At its most basic level, the battle over Real ID is about whether the Legislature will voluntarily give up state sovereignty and individual rights protected under the 10th Amendment. Homeland Security’s privacy office admits that Real ID is a voluntary program for the states. To adopt it is to say yes to a federal ID, or as state Sen. Warren Limmer said on the Senate floor, a “national ID card.”
A one-tier or two-tier license doesn’t change this reality. State Sen. Scott Dibble clarified in committee that “both of these would be compliant because the federal law talks about both of those kinds of cards.”
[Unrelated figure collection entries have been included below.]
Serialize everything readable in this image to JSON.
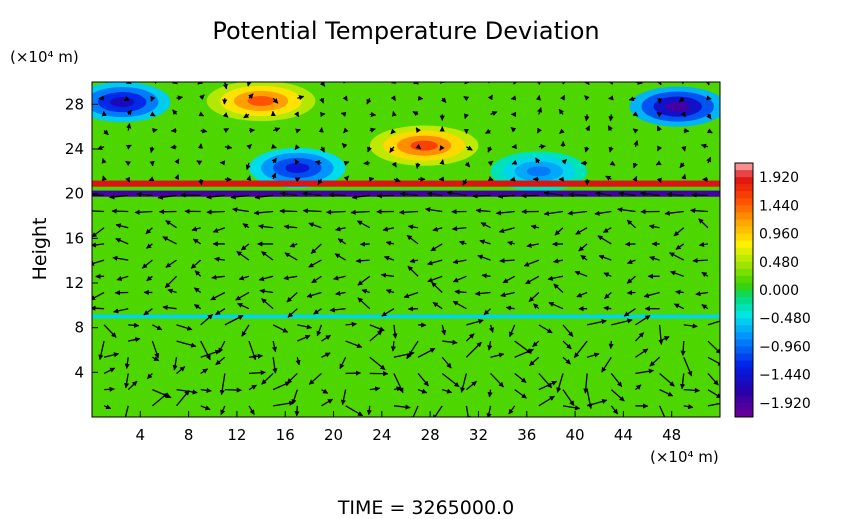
{
  "chart_data": {
    "type": "heatmap",
    "title": "Potential Temperature Deviation",
    "xlabel": "",
    "ylabel": "Height",
    "x_unit": "(×10⁴ m)",
    "y_unit": "(×10⁴ m)",
    "xlim": [
      0,
      52
    ],
    "ylim": [
      0,
      30
    ],
    "x_ticks": [
      "4",
      "8",
      "12",
      "16",
      "20",
      "24",
      "28",
      "32",
      "36",
      "40",
      "44",
      "48"
    ],
    "y_ticks": [
      "4",
      "8",
      "12",
      "16",
      "20",
      "24",
      "28"
    ],
    "x_tick_values": [
      4,
      8,
      12,
      16,
      20,
      24,
      28,
      32,
      36,
      40,
      44,
      48
    ],
    "y_tick_values": [
      4,
      8,
      12,
      16,
      20,
      24,
      28
    ],
    "colorbar": {
      "labels": [
        "1.920",
        "1.440",
        "0.960",
        "0.480",
        "0.000",
        "−0.480",
        "−0.960",
        "−1.440",
        "−1.920"
      ],
      "values": [
        1.92,
        1.44,
        0.96,
        0.48,
        0.0,
        -0.48,
        -0.96,
        -1.44,
        -1.92
      ],
      "range": [
        -2.16,
        2.16
      ]
    },
    "features": [
      {
        "name": "warm anomaly",
        "x": 14,
        "y": 28.3,
        "value": 1.5
      },
      {
        "name": "warm anomaly",
        "x": 27.5,
        "y": 24.3,
        "value": 1.6
      },
      {
        "name": "cold anomaly",
        "x": 2.5,
        "y": 28.2,
        "value": -1.6
      },
      {
        "name": "cold anomaly",
        "x": 48.5,
        "y": 27.8,
        "value": -1.9
      },
      {
        "name": "cold anomaly",
        "x": 17,
        "y": 22.3,
        "value": -1.4
      },
      {
        "name": "cold anomaly",
        "x": 37,
        "y": 22.0,
        "value": -0.9
      },
      {
        "name": "warm layer",
        "y": 20.9,
        "value": 1.9
      },
      {
        "name": "cold layer",
        "y": 20.0,
        "value": -1.9
      },
      {
        "name": "cool layer",
        "y": 9.0,
        "value": -0.5
      }
    ],
    "vectors": "wind vector field overlay (arrows)",
    "grid": false
  },
  "footer": {
    "time_text": "TIME  =  3265000.0"
  }
}
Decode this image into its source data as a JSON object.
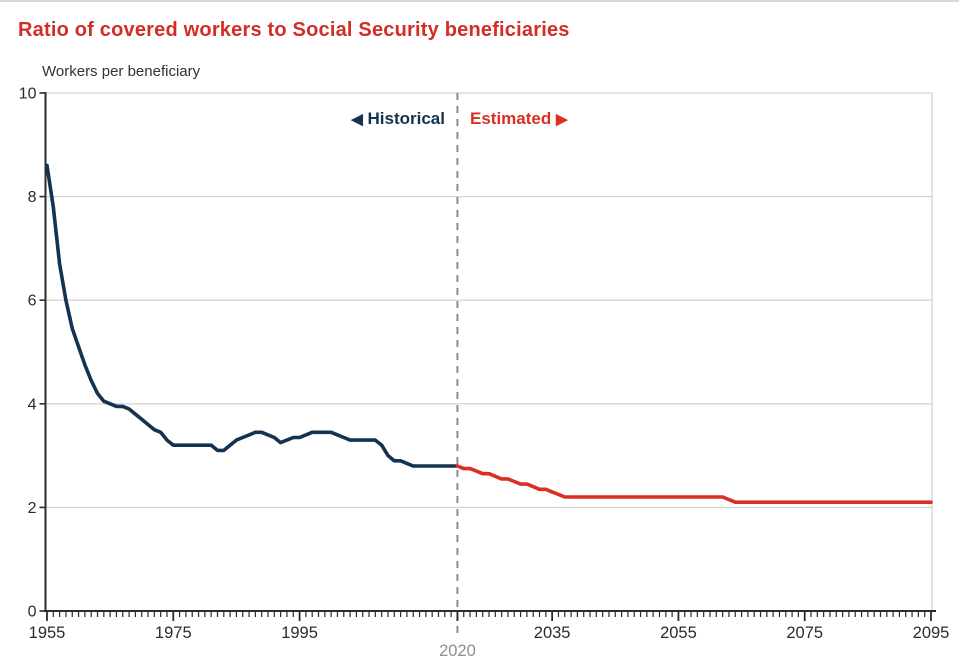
{
  "page": {
    "title": "Ratio of covered workers to Social Security beneficiaries",
    "y_axis_title": "Workers per beneficiary"
  },
  "legend": {
    "historical": {
      "icon": "◀",
      "label": "Historical"
    },
    "estimated": {
      "label": "Estimated",
      "icon": "▶"
    }
  },
  "colors": {
    "title": "#d02e26",
    "historical": "#143351",
    "estimated": "#da2f23",
    "axis": "#2b2b2b",
    "grid": "#d4d4d4",
    "divider": "#8c8c8c",
    "tick_label": "#2b2b2b",
    "boundary_label": "#8f8f8f"
  },
  "chart_data": {
    "type": "line",
    "title": "Ratio of covered workers to Social Security beneficiaries",
    "ylabel": "Workers per beneficiary",
    "xlabel": "",
    "x_range": [
      1955,
      2095
    ],
    "ylim": [
      0,
      10
    ],
    "y_ticks": [
      0,
      2,
      4,
      6,
      8,
      10
    ],
    "x_ticks": [
      1955,
      1975,
      1995,
      2035,
      2055,
      2075,
      2095
    ],
    "minor_x_tick_interval": 1,
    "grid": "horizontal",
    "legend_position": "top-center",
    "forecast_divider": {
      "year": 2020,
      "label": "2020",
      "style": "dashed"
    },
    "series": [
      {
        "name": "Historical",
        "color": "#143351",
        "start_year": 1955,
        "values": [
          8.6,
          7.8,
          6.7,
          6.0,
          5.45,
          5.1,
          4.75,
          4.45,
          4.2,
          4.05,
          4.0,
          3.95,
          3.95,
          3.9,
          3.8,
          3.7,
          3.6,
          3.5,
          3.45,
          3.3,
          3.2,
          3.2,
          3.2,
          3.2,
          3.2,
          3.2,
          3.2,
          3.1,
          3.1,
          3.2,
          3.3,
          3.35,
          3.4,
          3.45,
          3.45,
          3.4,
          3.35,
          3.25,
          3.3,
          3.35,
          3.35,
          3.4,
          3.45,
          3.45,
          3.45,
          3.45,
          3.4,
          3.35,
          3.3,
          3.3,
          3.3,
          3.3,
          3.3,
          3.2,
          3.0,
          2.9,
          2.9,
          2.85,
          2.8,
          2.8,
          2.8,
          2.8,
          2.8,
          2.8,
          2.8,
          2.8
        ]
      },
      {
        "name": "Estimated",
        "color": "#da2f23",
        "start_year": 2020,
        "values": [
          2.8,
          2.75,
          2.75,
          2.7,
          2.65,
          2.65,
          2.6,
          2.55,
          2.55,
          2.5,
          2.45,
          2.45,
          2.4,
          2.35,
          2.35,
          2.3,
          2.25,
          2.2,
          2.2,
          2.2,
          2.2,
          2.2,
          2.2,
          2.2,
          2.2,
          2.2,
          2.2,
          2.2,
          2.2,
          2.2,
          2.2,
          2.2,
          2.2,
          2.2,
          2.2,
          2.2,
          2.2,
          2.2,
          2.2,
          2.2,
          2.2,
          2.2,
          2.2,
          2.15,
          2.1,
          2.1,
          2.1,
          2.1,
          2.1,
          2.1,
          2.1,
          2.1,
          2.1,
          2.1,
          2.1,
          2.1,
          2.1,
          2.1,
          2.1,
          2.1,
          2.1,
          2.1,
          2.1,
          2.1,
          2.1,
          2.1,
          2.1,
          2.1,
          2.1,
          2.1,
          2.1,
          2.1,
          2.1,
          2.1,
          2.1,
          2.1
        ]
      }
    ]
  }
}
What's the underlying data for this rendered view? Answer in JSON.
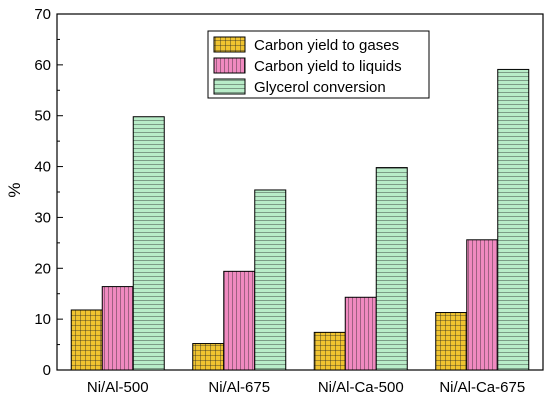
{
  "chart_data": {
    "type": "bar",
    "title": "",
    "xlabel": "",
    "ylabel": "%",
    "ylim": [
      0,
      70
    ],
    "yticks": [
      0,
      10,
      20,
      30,
      40,
      50,
      60,
      70
    ],
    "grid": false,
    "legend_position": "top-center",
    "categories": [
      "Ni/Al-500",
      "Ni/Al-675",
      "Ni/Al-Ca-500",
      "Ni/Al-Ca-675"
    ],
    "series": [
      {
        "name": "Carbon yield to gases",
        "color": "#f0c430",
        "pattern": "grid",
        "values": [
          11.8,
          5.2,
          7.4,
          11.3
        ]
      },
      {
        "name": "Carbon yield to liquids",
        "color": "#f08ac0",
        "pattern": "vertical-lines",
        "values": [
          16.4,
          19.4,
          14.3,
          25.6
        ]
      },
      {
        "name": "Glycerol conversion",
        "color": "#b8ecc8",
        "pattern": "horizontal-lines",
        "values": [
          49.8,
          35.4,
          39.8,
          59.1
        ]
      }
    ]
  }
}
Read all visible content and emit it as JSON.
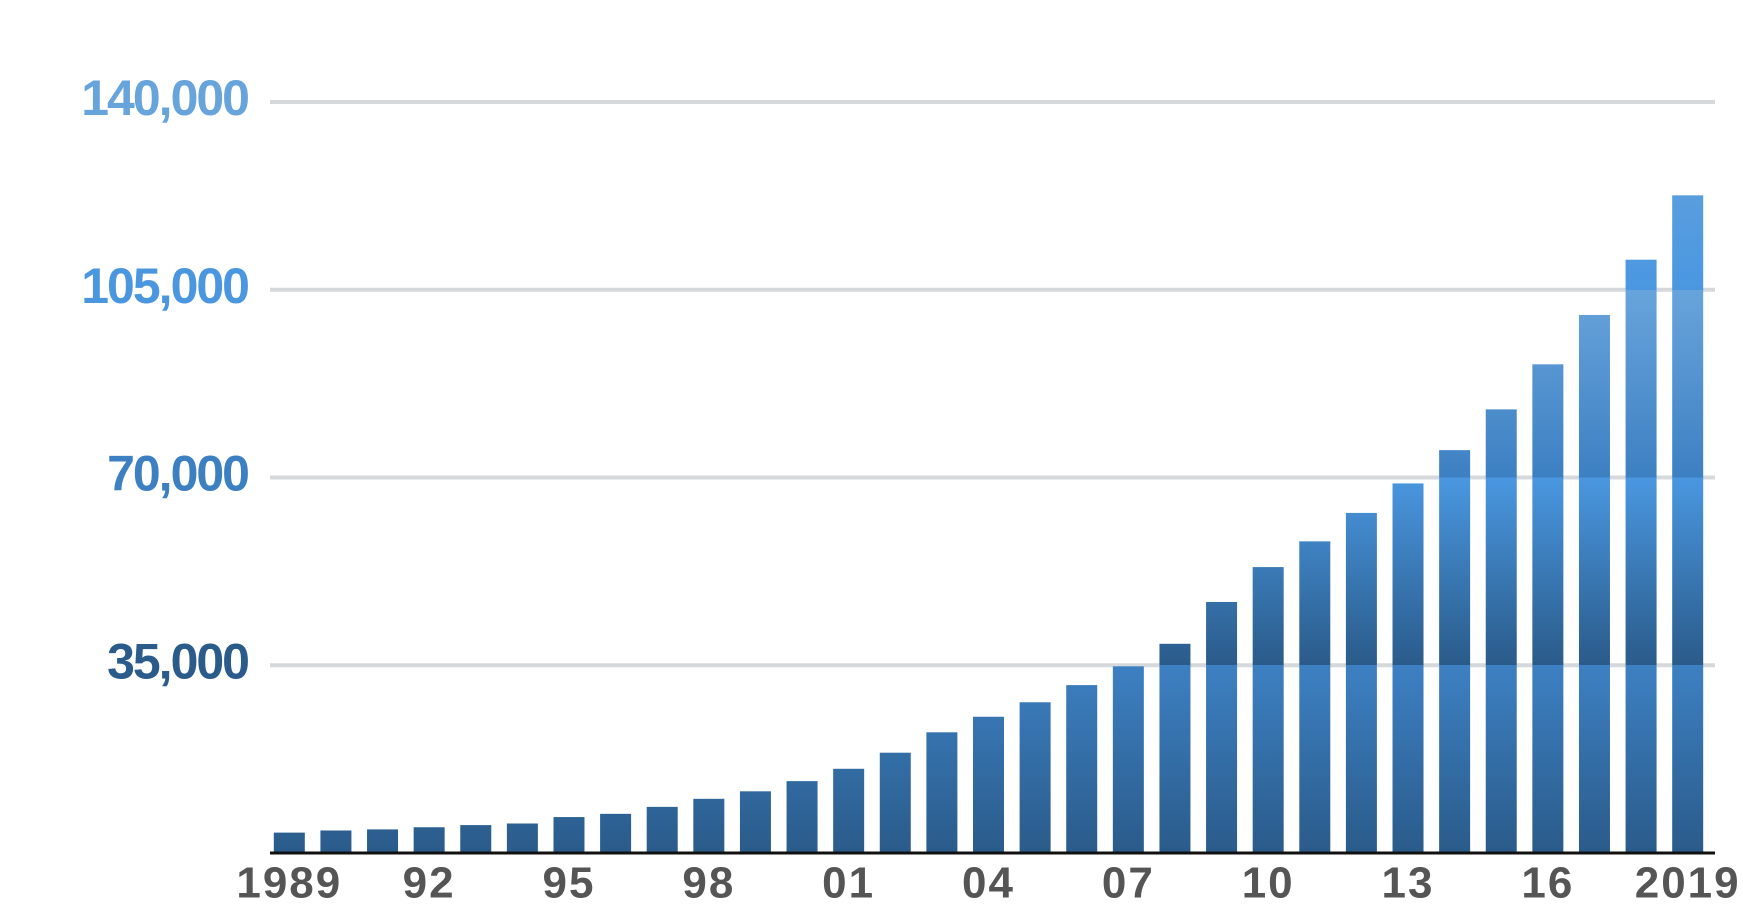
{
  "chart_data": {
    "type": "bar",
    "categories": [
      "1989",
      null,
      null,
      "92",
      null,
      null,
      "95",
      null,
      null,
      "98",
      null,
      null,
      "01",
      null,
      null,
      "04",
      null,
      null,
      "07",
      null,
      null,
      "10",
      null,
      null,
      "13",
      null,
      null,
      "16",
      null,
      null,
      "2019"
    ],
    "values": [
      3800,
      4200,
      4400,
      4800,
      5200,
      5500,
      6700,
      7300,
      8600,
      10100,
      11500,
      13400,
      15700,
      18700,
      22500,
      25400,
      28100,
      31300,
      34800,
      39000,
      46800,
      53300,
      58100,
      63400,
      68900,
      75100,
      82700,
      91100,
      100300,
      110600,
      122600
    ],
    "band_colors": [
      "#2a5b8a",
      "#3d80c2",
      "#4a97e0",
      "#68a4dc"
    ],
    "ylim": [
      0,
      140000
    ],
    "yticks": [
      {
        "value": 35000,
        "label": "35,000"
      },
      {
        "value": 70000,
        "label": "70,000"
      },
      {
        "value": 105000,
        "label": "105,000"
      },
      {
        "value": 140000,
        "label": "140,000"
      }
    ],
    "grid": true
  }
}
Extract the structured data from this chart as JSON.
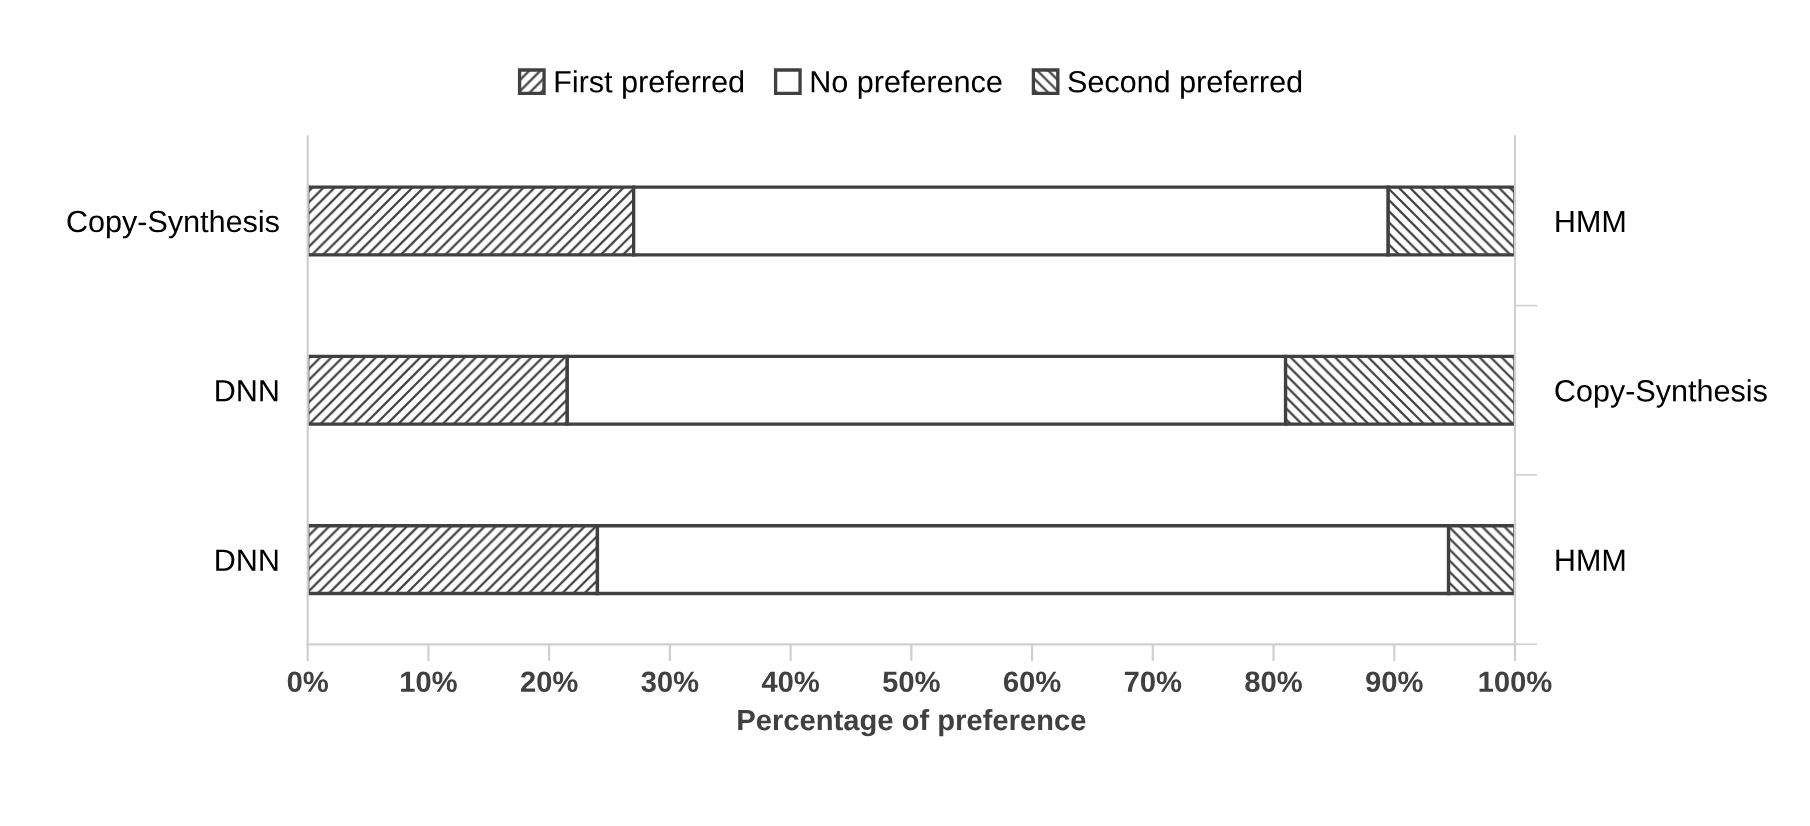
{
  "chart_data": {
    "type": "bar",
    "orientation": "horizontal",
    "stacked": true,
    "categories": [
      "Copy-Synthesis",
      "DNN",
      "DNN"
    ],
    "y2_categories": [
      "HMM",
      "Copy-Synthesis",
      "HMM"
    ],
    "xlabel": "Percentage of preference",
    "series": [
      {
        "name": "First preferred",
        "color": "#404040",
        "values": [
          27,
          21.5,
          24
        ]
      },
      {
        "name": "No preference",
        "color": "#ffffff",
        "values": [
          62.5,
          59.5,
          70.5
        ]
      },
      {
        "name": "Second preferred",
        "color": "#404040",
        "values": [
          10.5,
          19,
          5.5
        ]
      }
    ],
    "xlim": [
      0,
      100
    ],
    "xticks": [
      {
        "value": 0,
        "label": "0%"
      },
      {
        "value": 10,
        "label": "10%"
      },
      {
        "value": 20,
        "label": "20%"
      },
      {
        "value": 30,
        "label": "30%"
      },
      {
        "value": 40,
        "label": "40%"
      },
      {
        "value": 50,
        "label": "50%"
      },
      {
        "value": 60,
        "label": "60%"
      },
      {
        "value": 70,
        "label": "70%"
      },
      {
        "value": 80,
        "label": "80%"
      },
      {
        "value": 90,
        "label": "90%"
      },
      {
        "value": 100,
        "label": "100%"
      }
    ],
    "grid": false,
    "legend": "top"
  }
}
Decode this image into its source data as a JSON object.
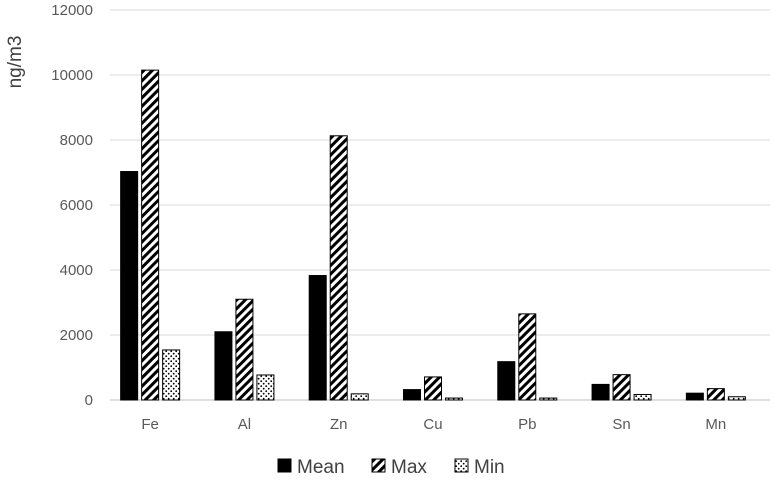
{
  "chart_data": {
    "type": "bar",
    "title": "",
    "xlabel": "",
    "ylabel": "ng/m3",
    "categories": [
      "Fe",
      "Al",
      "Zn",
      "Cu",
      "Pb",
      "Sn",
      "Mn"
    ],
    "ylim": [
      0,
      12000
    ],
    "yticks": [
      0,
      2000,
      4000,
      6000,
      8000,
      10000,
      12000
    ],
    "grid": true,
    "legend_position": "bottom",
    "series": [
      {
        "name": "Mean",
        "fill": "solid-black",
        "color": "#000000",
        "values": [
          7030,
          2100,
          3830,
          320,
          1180,
          480,
          210
        ]
      },
      {
        "name": "Max",
        "fill": "diagonal-hatch",
        "color": "#000000",
        "values": [
          10150,
          3100,
          8130,
          710,
          2650,
          780,
          350
        ]
      },
      {
        "name": "Min",
        "fill": "dotted",
        "color": "#000000",
        "values": [
          1540,
          770,
          190,
          60,
          60,
          170,
          100
        ]
      }
    ]
  }
}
Federal control is far-reaching. The federal law lets Homeland Security expand the “official purposes” and required uses of all Real ID cards without going back to Congress for approval. The Homeland Security secretary could require it for access to health care, toll roads, banking and more.
The Legislature did the right thing in 2009 when it passed a bipartisan bill to prohibit implementing Real ID. Nothing has changed. Minnesota should not put unelected federal officials in charge of your right to buy, travel, drive or access services.
Twila Brase, St. Paul
The writer is president and co-founder of the
Citizens’ Council for Health Freedom.